Pelzel estimated that about as many people left as stayed, and it was "incredibly sad, but not surprising."

"A lot of people stuck it out, but a lot of people left," she said. "People were just unable to stay."

Parking also turned out to be an issue, Pelzel said. Because classes at TSU were in session that day, many people had a hard time finding a space to park that was reasonably close to the end of the line. And people only grew more exasperated as it got closer to 7 p.m., when polls were scheduled to close.

"To have to not only plan to stand in line, but also give yourself 30–40 minutes and be able to walk half a mile or a mile [from where you parked], this is very ableist and set up for people not to be able to do it," she said. "They were just turning people away at the back of the line who had been at the polls closer to 6:30 but couldn't park, couldn't get to that line in time."

Many voters at TSU expressed frustration that there were an equal number of voting machines allocated to Republican voters despite Democratic turnout being far higher.

Diane Trautman, the Harris County Clerk, had proposed a joint primary election for Super Tuesday, which would have freed up voting machines for voters from any party. But Harris County Republicans rejected the proposal on the grounds that it may cause confusion and would not be fair for Republicans — whom they expected to turn out in far smaller numbers — to wait in the same line as Democrats to vote.

"It was ridiculous to know that for hours, machines went unused just because they were Republican[-allocated] machines," Bradford said.

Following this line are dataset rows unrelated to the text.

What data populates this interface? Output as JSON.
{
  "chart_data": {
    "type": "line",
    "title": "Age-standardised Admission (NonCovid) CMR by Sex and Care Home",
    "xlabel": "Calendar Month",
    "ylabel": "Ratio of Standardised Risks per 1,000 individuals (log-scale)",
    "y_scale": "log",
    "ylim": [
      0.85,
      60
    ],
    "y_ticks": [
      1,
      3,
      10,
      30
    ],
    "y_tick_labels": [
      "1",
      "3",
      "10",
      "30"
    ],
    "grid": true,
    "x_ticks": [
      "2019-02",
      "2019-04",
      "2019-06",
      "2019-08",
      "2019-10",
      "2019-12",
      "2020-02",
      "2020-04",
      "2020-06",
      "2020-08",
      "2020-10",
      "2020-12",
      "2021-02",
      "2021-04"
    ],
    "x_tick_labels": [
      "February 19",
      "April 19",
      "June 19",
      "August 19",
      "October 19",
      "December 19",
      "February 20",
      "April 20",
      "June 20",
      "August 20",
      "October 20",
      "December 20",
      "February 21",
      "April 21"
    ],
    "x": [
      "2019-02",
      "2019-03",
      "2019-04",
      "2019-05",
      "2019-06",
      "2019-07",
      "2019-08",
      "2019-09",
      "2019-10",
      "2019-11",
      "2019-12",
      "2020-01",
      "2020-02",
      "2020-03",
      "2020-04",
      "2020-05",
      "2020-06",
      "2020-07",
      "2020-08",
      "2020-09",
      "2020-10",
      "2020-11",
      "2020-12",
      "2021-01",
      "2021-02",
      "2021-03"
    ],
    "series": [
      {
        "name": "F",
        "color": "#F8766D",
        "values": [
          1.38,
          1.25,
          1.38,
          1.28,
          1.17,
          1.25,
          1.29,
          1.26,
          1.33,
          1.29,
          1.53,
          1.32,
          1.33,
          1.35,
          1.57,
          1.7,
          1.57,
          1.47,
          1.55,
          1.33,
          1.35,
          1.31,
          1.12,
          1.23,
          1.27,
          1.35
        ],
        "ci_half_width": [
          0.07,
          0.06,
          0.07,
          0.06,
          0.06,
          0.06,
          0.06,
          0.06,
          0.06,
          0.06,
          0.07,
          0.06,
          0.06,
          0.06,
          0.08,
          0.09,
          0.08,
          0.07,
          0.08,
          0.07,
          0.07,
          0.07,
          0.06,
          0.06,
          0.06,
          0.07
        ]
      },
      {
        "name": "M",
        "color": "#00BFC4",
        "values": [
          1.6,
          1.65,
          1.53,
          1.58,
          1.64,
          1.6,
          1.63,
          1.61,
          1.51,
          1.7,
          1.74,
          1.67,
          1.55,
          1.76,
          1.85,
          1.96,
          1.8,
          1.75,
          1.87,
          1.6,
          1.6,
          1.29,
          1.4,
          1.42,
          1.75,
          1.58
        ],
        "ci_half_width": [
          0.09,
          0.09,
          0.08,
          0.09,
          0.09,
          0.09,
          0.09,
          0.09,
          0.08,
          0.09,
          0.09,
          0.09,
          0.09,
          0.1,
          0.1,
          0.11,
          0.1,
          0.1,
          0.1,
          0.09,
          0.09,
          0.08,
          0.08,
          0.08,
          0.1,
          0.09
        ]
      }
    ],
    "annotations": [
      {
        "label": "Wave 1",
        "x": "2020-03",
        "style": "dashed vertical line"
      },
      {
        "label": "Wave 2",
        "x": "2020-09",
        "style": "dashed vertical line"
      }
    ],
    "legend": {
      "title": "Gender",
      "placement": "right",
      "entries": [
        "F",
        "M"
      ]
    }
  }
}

Pelzel pointed out that it seemed like "pretty explicit voter suppression: No, you can't vote on all machines, we’re going to make it harder."

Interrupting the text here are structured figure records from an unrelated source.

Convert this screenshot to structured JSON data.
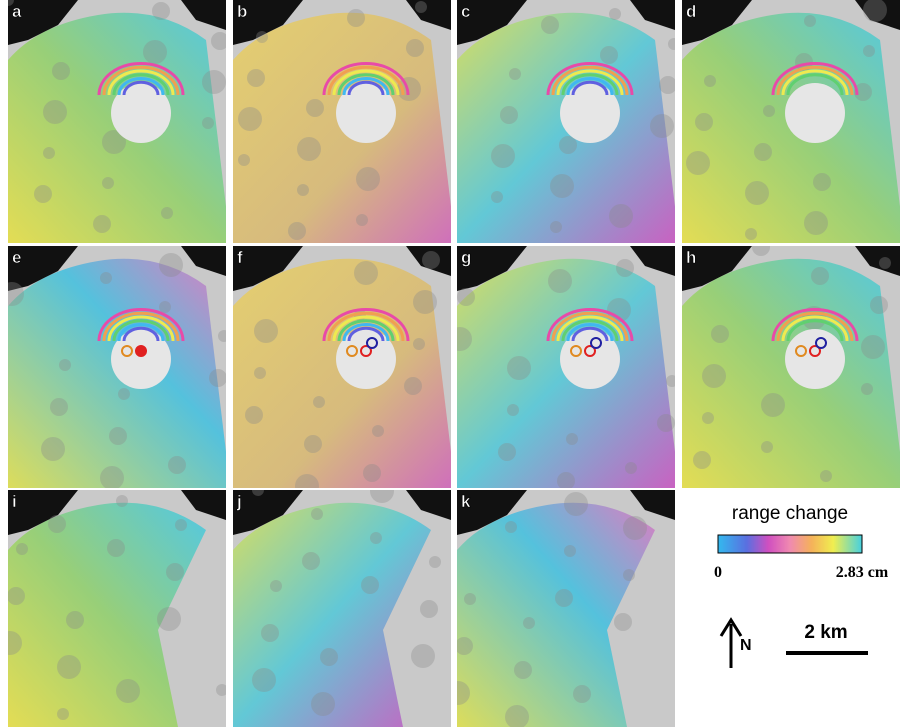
{
  "panels": [
    {
      "label": "a"
    },
    {
      "label": "b"
    },
    {
      "label": "c"
    },
    {
      "label": "d"
    },
    {
      "label": "e"
    },
    {
      "label": "f"
    },
    {
      "label": "g"
    },
    {
      "label": "h"
    },
    {
      "label": "i"
    },
    {
      "label": "j"
    },
    {
      "label": "k"
    }
  ],
  "legend": {
    "title": "range change",
    "min_label": "0",
    "max_label": "2.83 cm"
  },
  "north_label": "N",
  "scale_label": "2 km"
}
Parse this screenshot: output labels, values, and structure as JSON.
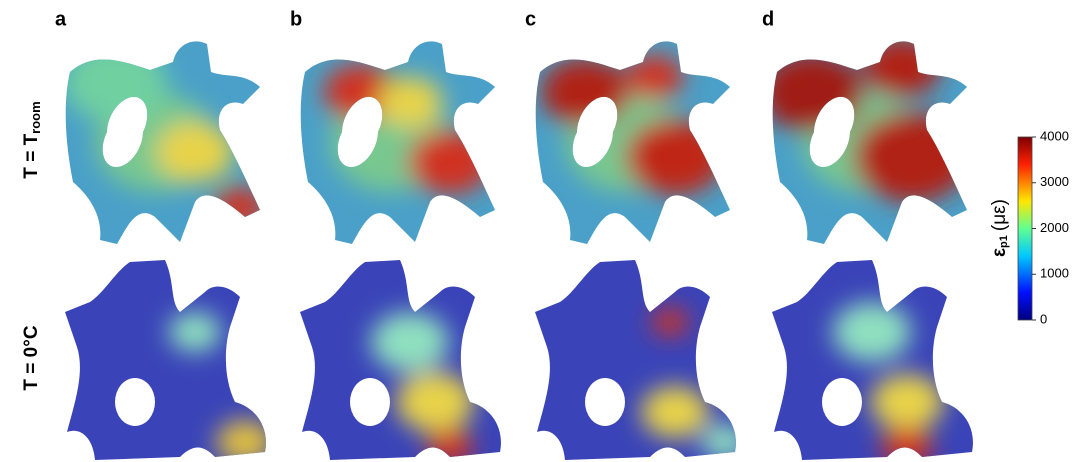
{
  "panels": [
    "a",
    "b",
    "c",
    "d"
  ],
  "rows": [
    {
      "main": "T = T",
      "sub": "room"
    },
    {
      "main": "T = 0°C"
    }
  ],
  "colorbar": {
    "symbol": "ε",
    "sub": "p1",
    "unit": "(με)",
    "lim": [
      0,
      4000
    ],
    "ticks": [
      0,
      1000,
      2000,
      3000,
      4000
    ]
  }
}
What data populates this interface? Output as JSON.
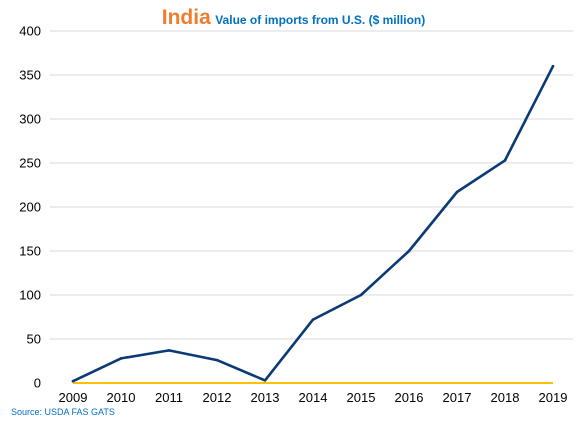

"I didn't see a single Republican from 5:30 until I left at 9:15," she said. "The fact that you couldn’t use half the machines, literally half the money [spent on them] was wasted. Because the amount of people who could've been moving through weren’t able to."

The last person to vote at TSU was Hervis Rogers, who waited in line for about six hours.

"The way it was going — like it was set up for me to walk away," he later told reporters. "But I said, no, I'm not going to do that."

He finally voted around 2 a.m., and then went to work the night shift at his job.